Remember a few years back when everyone used to look at the 1% yields on long-term Japanese sovereign debt and write it off as a phenomenon specific to Japan? Well that so-called Japan specific issue is now firmly entrenched in Germany and Japan, and with a yield of 2.08% Canada is not far behind. Meanwhile, Japan has graduated down to the sub 1% club!

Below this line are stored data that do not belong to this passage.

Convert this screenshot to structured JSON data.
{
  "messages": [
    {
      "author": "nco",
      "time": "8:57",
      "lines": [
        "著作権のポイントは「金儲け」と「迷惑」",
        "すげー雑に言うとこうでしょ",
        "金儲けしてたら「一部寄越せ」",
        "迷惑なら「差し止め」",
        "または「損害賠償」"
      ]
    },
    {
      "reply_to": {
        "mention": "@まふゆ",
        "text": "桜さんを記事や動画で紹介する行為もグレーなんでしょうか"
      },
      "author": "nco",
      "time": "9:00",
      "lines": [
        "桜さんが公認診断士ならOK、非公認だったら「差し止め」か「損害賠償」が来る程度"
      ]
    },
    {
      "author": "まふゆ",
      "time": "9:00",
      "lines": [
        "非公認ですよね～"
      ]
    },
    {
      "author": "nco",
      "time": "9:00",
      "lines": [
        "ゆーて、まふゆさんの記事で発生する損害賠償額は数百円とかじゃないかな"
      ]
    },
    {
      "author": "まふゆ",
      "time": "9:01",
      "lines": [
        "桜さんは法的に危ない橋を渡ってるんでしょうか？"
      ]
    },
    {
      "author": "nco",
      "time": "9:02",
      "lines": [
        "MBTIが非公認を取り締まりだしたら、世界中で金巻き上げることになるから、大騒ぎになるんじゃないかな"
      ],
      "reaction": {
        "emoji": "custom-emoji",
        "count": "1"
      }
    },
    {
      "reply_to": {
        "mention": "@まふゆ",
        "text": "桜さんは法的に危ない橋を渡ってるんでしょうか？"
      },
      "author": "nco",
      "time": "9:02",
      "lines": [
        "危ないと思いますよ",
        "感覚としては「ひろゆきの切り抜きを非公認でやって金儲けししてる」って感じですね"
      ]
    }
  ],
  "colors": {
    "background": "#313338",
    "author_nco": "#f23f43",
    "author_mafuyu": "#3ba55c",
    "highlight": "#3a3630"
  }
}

With the exception of Russia, long-term sovereign yields across the G8 are at levels that were unthinkable a few years ago. Even in Russia, where the current geo-political situation would make you think the country would have trouble borrowing money in the capital markets, 10-year sovereign debt is yielding just 5.29%. Keep in mind that this is a country that defaulted on its debt 16 years ago and is also being threatened with increased sanctions over its aggression with the Ukraine. Elsewhere in the G8, the US is in the middle of the pack at 2.44%, while Great Britain (2.51%) and Italy (2.80%) are both also under 3%.
The table below lists the current 10-year local currency sovereign debt yields of each G8 country, as well as their changes over the last day, week, month, three and six months. As you can clearly see, everywhere except Russia (and Italy in the last week), yields have been on the decline. Even as calls for a peak in fixed income have been around for months now, the appetite for sovereign debt hasn't been satisfied.